最近では「精神分裂病」という言葉までが「統合失調症」に置き換えられているとか聞くと、思わずなんだろなーと感じてしまう。「精神分裂病」と「統合失調症」とは言葉のイメージが全然違うんだがね……。
高田渡の「生活の柄」という歌(作詩:山之口獏)をNHKで歌えなくなったという話をなぎら健壱がライブで話していた(最後に出てくる「浮浪者」がひっかかるんだそうだ)が、詩人が作った文芸作品だぞ、NHKよ!と声を荒げたくもなる。

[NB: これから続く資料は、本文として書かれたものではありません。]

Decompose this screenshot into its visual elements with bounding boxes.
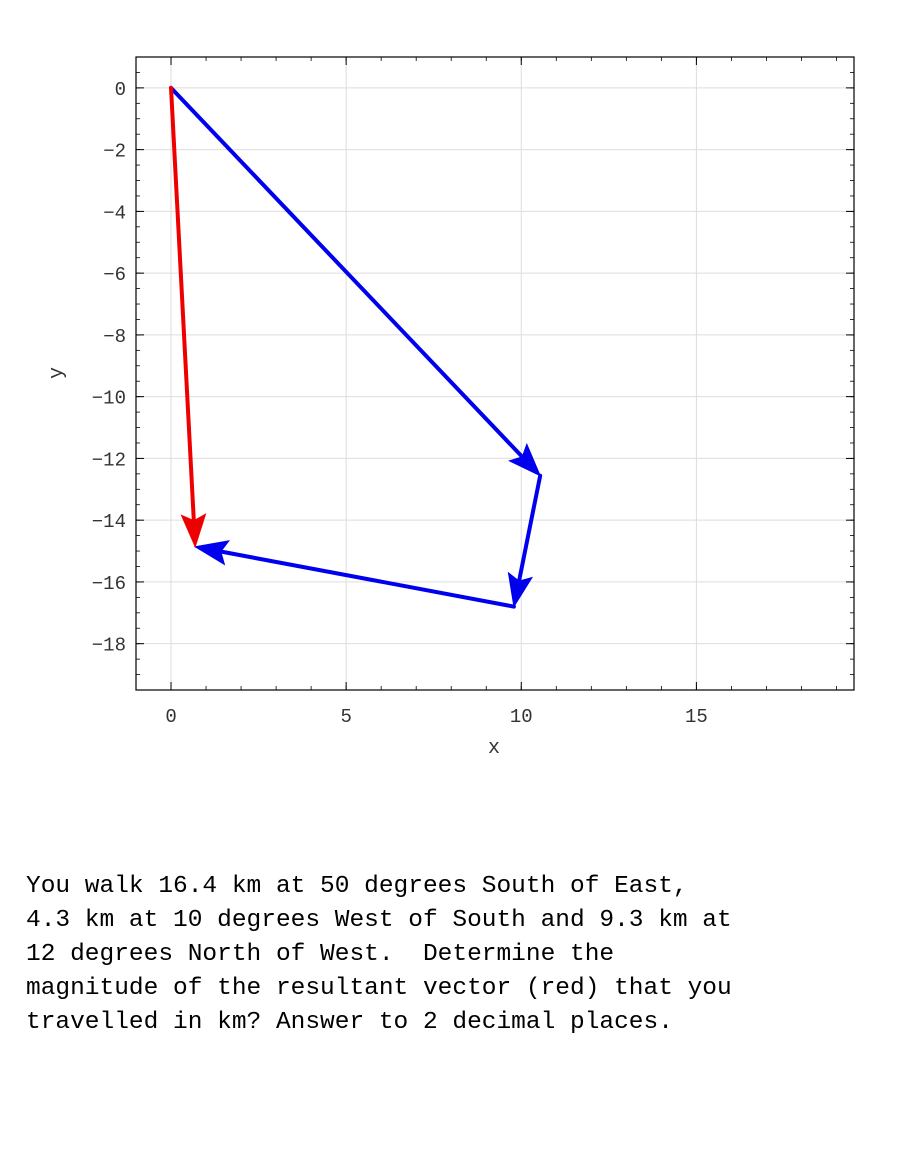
x-tick-label: 5 [340,706,351,728]
component-vector [193,540,516,609]
y-tick-label: −12 [92,449,126,471]
minor-ticks [135,56,854,691]
y-tick-label: −8 [103,326,126,348]
x-axis-label: x [488,737,500,760]
vectors [169,85,543,609]
tick-labels: 0 5 10 15 0 −2 −4 −6 −8 −10 −12 −14 −16 −18 [92,79,708,728]
grid-lines [136,57,854,690]
y-tick-label: −10 [92,388,126,410]
x-tick-label: 15 [685,706,708,728]
y-tick-label: −14 [92,511,126,533]
x-tick-label: 0 [165,706,176,728]
resultant-vector-shaft [169,85,196,521]
y-tick-label: −18 [92,635,126,657]
y-tick-label: −16 [92,573,126,595]
resultant-vector-head [180,513,207,549]
plot-frame [135,56,855,691]
component-vector-head [193,540,231,566]
component-vector-shaft [169,85,523,458]
y-tick-label: −2 [103,141,126,163]
component-vector-shaft [517,473,543,582]
x-tick-label: 10 [510,706,533,728]
y-tick-label: −6 [103,264,126,286]
component-vector [169,85,542,477]
component-vector-shaft [220,549,516,609]
component-vector-head [508,442,542,477]
y-axis-label: y [46,367,69,379]
component-vector-head [507,571,534,609]
component-vector [507,473,543,609]
y-tick-label: −4 [103,202,126,224]
question-text: You walk 16.4 km at 50 degrees South of … [26,873,732,1036]
resultant-vector [169,85,207,549]
vector-plot: 0 5 10 15 0 −2 −4 −6 −8 −10 −12 −14 −16 −18 x y [46,56,855,760]
y-tick-label: 0 [115,79,126,101]
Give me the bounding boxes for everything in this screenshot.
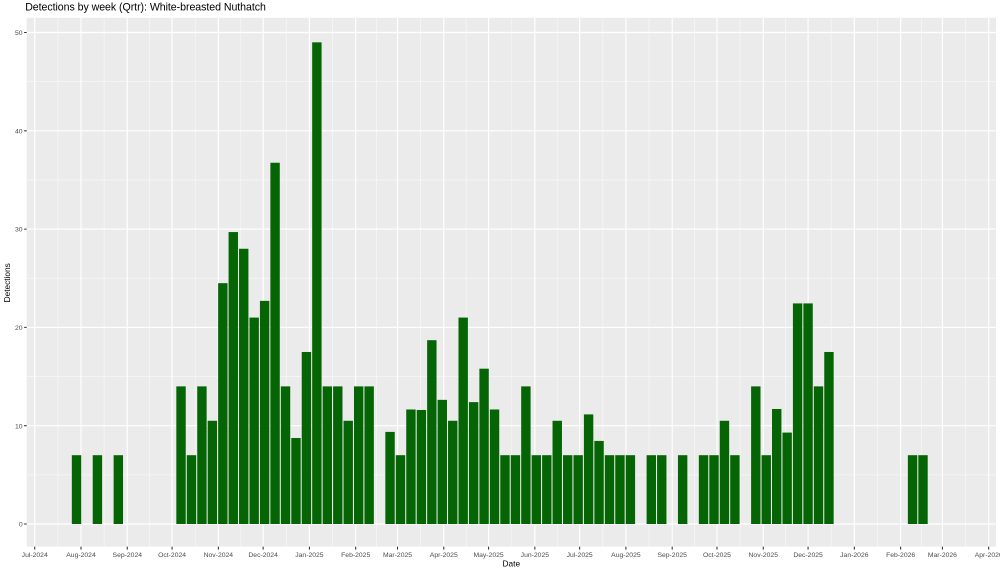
svg-text:Detections by week (Qrtr): Whi: Detections by week (Qrtr): White-breaste… [25, 1, 266, 13]
svg-text:Oct-2024: Oct-2024 [158, 552, 186, 559]
svg-text:Aug-2025: Aug-2025 [611, 552, 641, 559]
svg-text:Jan-2026: Jan-2026 [840, 552, 869, 559]
svg-text:Dec-2025: Dec-2025 [793, 552, 823, 559]
svg-text:20: 20 [15, 325, 23, 332]
svg-text:Jan-2025: Jan-2025 [295, 552, 324, 559]
svg-text:Nov-2025: Nov-2025 [749, 552, 779, 559]
svg-text:50: 50 [15, 30, 23, 37]
svg-text:Date: Date [503, 559, 521, 569]
svg-text:Mar-2025: Mar-2025 [383, 552, 412, 559]
svg-text:Feb-2026: Feb-2026 [886, 552, 915, 559]
svg-text:Sep-2025: Sep-2025 [657, 552, 687, 559]
svg-text:Jul-2025: Jul-2025 [567, 552, 593, 559]
svg-text:Dec-2024: Dec-2024 [248, 552, 278, 559]
svg-text:10: 10 [15, 423, 23, 430]
svg-text:Nov-2024: Nov-2024 [204, 552, 234, 559]
svg-text:Apr-2026: Apr-2026 [975, 552, 1000, 559]
svg-text:Oct-2025: Oct-2025 [703, 552, 731, 559]
svg-text:Detections: Detections [2, 263, 12, 302]
svg-text:Jul-2024: Jul-2024 [22, 552, 48, 559]
svg-text:Aug-2024: Aug-2024 [66, 552, 96, 559]
svg-text:Apr-2025: Apr-2025 [430, 552, 458, 559]
svg-text:40: 40 [15, 128, 23, 135]
svg-text:30: 30 [15, 227, 23, 234]
svg-text:Feb-2025: Feb-2025 [341, 552, 370, 559]
svg-text:May-2025: May-2025 [473, 552, 503, 559]
svg-text:Mar-2026: Mar-2026 [928, 552, 957, 559]
svg-text:Jun-2025: Jun-2025 [521, 552, 550, 559]
svg-text:0: 0 [19, 522, 23, 529]
svg-text:Sep-2024: Sep-2024 [113, 552, 143, 559]
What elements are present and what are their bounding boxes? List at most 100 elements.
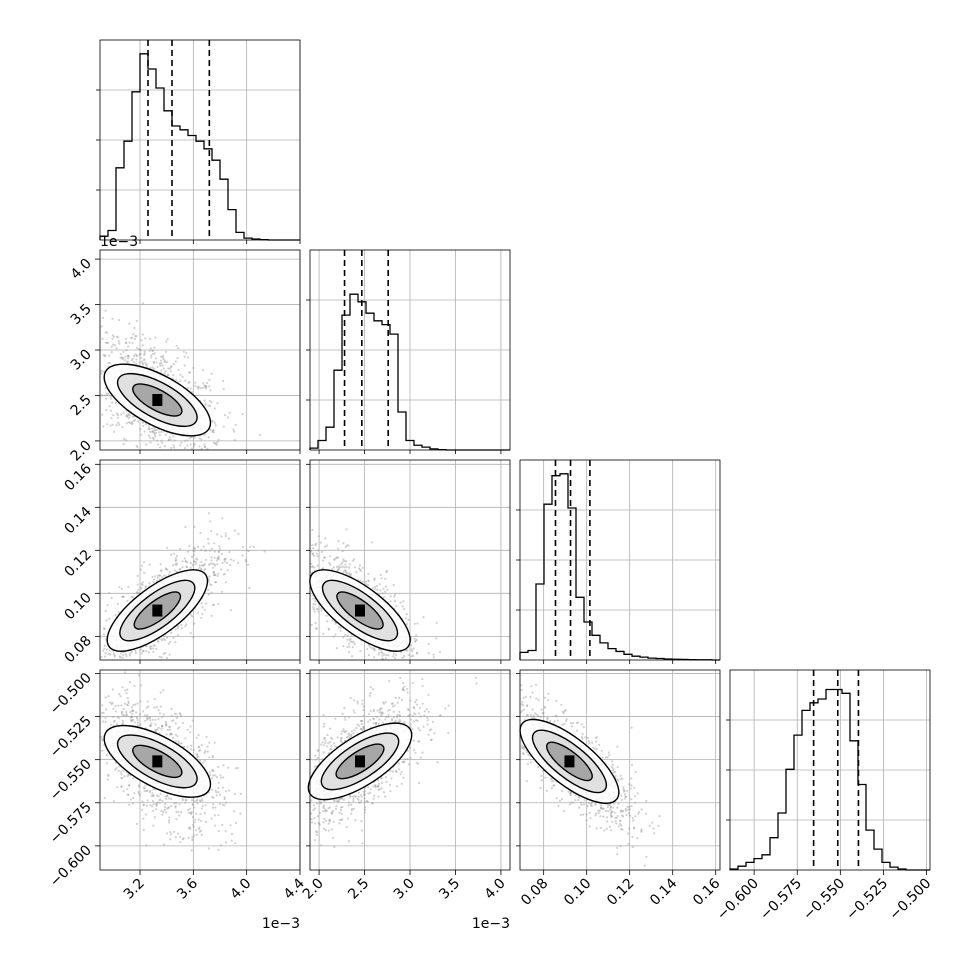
scatter-point (384, 585, 387, 588)
scatter-point (320, 609, 323, 612)
scatter-point (474, 676, 477, 679)
scatter-point (149, 441, 152, 444)
scatter-point (338, 822, 341, 825)
scatter-point (150, 722, 153, 725)
scatter-point (394, 600, 397, 603)
scatter-point (313, 608, 316, 611)
scatter-point (205, 385, 208, 388)
scatter-point (115, 412, 119, 415)
scatter-point (310, 562, 313, 565)
scatter-point (214, 824, 217, 827)
scatter-point (128, 803, 131, 806)
scatter-point (399, 714, 402, 717)
scatter-point (322, 827, 325, 830)
scatter-point (362, 714, 365, 717)
scatter-point (366, 647, 369, 651)
scatter-point (158, 431, 161, 434)
scatter-point (191, 815, 194, 819)
scatter-point (403, 685, 406, 688)
scatter-point (374, 721, 378, 725)
scatter-point (165, 657, 169, 660)
scatter-point (121, 656, 124, 659)
scatter-point (203, 759, 206, 762)
scatter-point (346, 544, 349, 547)
scatter-point (221, 517, 224, 520)
scatter-point (170, 446, 173, 449)
scatter-point (135, 711, 138, 714)
scatter-point (186, 565, 189, 569)
scatter-point (121, 426, 124, 429)
scatter-point (111, 688, 114, 691)
scatter-point (162, 810, 165, 814)
scatter-point (213, 542, 216, 545)
scatter-point (141, 362, 144, 365)
scatter-point (134, 334, 137, 338)
scatter-point (176, 625, 179, 628)
scatter-point (379, 589, 382, 592)
scatter-point (221, 786, 224, 789)
scatter-point (346, 638, 349, 641)
scatter-point (111, 317, 114, 320)
scatter-point (369, 691, 372, 695)
scatter-point (195, 833, 198, 836)
scatter-point (224, 534, 227, 538)
scatter-point (160, 569, 163, 573)
scatter-point (153, 367, 156, 370)
scatter-point (317, 610, 320, 613)
scatter-point (152, 809, 155, 812)
scatter-point (144, 423, 147, 426)
scatter-point (214, 424, 217, 427)
scatter-point (352, 709, 355, 712)
density-peak (152, 755, 163, 768)
scatter-point (105, 619, 108, 622)
scatter-point (413, 637, 416, 640)
scatter-point (341, 565, 344, 568)
scatter-point (126, 704, 130, 707)
scatter-point (104, 652, 107, 655)
scatter-point (125, 414, 128, 417)
scatter-point (329, 727, 332, 730)
scatter-point (101, 739, 104, 742)
scatter-point (103, 647, 106, 650)
scatter-point (203, 445, 206, 448)
scatter-point (127, 355, 130, 358)
scatter-point (355, 726, 358, 730)
scatter-point (312, 808, 315, 812)
scatter-point (429, 729, 432, 732)
scatter-point (416, 703, 419, 706)
scatter-point (216, 563, 219, 566)
scatter-point (156, 794, 159, 797)
scatter-point (343, 566, 346, 569)
scatter-point (357, 724, 361, 727)
scatter-point (384, 701, 387, 704)
scatter-point (140, 652, 143, 655)
scatter-point (106, 341, 109, 344)
scatter-point (205, 381, 209, 385)
scatter-point (189, 826, 192, 829)
scatter-point (115, 401, 118, 404)
scatter-point (141, 583, 144, 587)
scatter-point (185, 623, 188, 626)
scatter-point (392, 652, 396, 655)
scatter-point (213, 421, 216, 424)
scatter-point (222, 380, 225, 383)
scatter-point (258, 433, 261, 436)
scatter-point (332, 566, 335, 569)
scatter-point (131, 422, 134, 425)
scatter-point (209, 389, 212, 392)
scatter-point (165, 724, 168, 727)
scatter-point (414, 701, 417, 704)
scatter-point (214, 442, 217, 445)
scatter-point (170, 365, 173, 369)
scatter-point (106, 341, 109, 345)
scatter-point (401, 656, 404, 659)
scatter-point (209, 520, 212, 523)
scatter-point (122, 411, 125, 414)
scatter-point (105, 762, 108, 765)
scatter-point (113, 344, 117, 347)
scatter-point (310, 623, 313, 627)
scatter-point (101, 711, 104, 714)
scatter-point (213, 556, 216, 559)
scatter-point (363, 811, 366, 814)
scatter-point (165, 811, 168, 814)
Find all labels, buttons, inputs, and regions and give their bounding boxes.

こんなことをしていると、物の名前だって、差別的な意味合いで使われるようになると、言い換えられるなんてことになりかねない。「豚野郎という言葉は相手をおとしめる差別語だ。これからは「豚」のことを家畜化猪と呼ぶことにする」なんてことになったら、誰だってアホかと思うだろう。
実際、いわゆる「差別語」といわれている言葉には必ずしも差別的なニュアンスはないのだ。要は(そのものズバリなので)差別的な表現に使われやすいと言うだけで、だからといって普通に使う表現を切り捨ててしまって良いものだろうか。差別的にしか使われない「ジャップ」とか「ニガー」とかいう言葉とは、性質上違うと思うんだがどうだろう。
そんなわけで今回、少し差別問題について考えるために『ちびくろサンボよ
すこやかによみがえれ』という本を読んでみたんだが、これについてはまた、別項に譲りたいと思う。今回は問題提起のみ。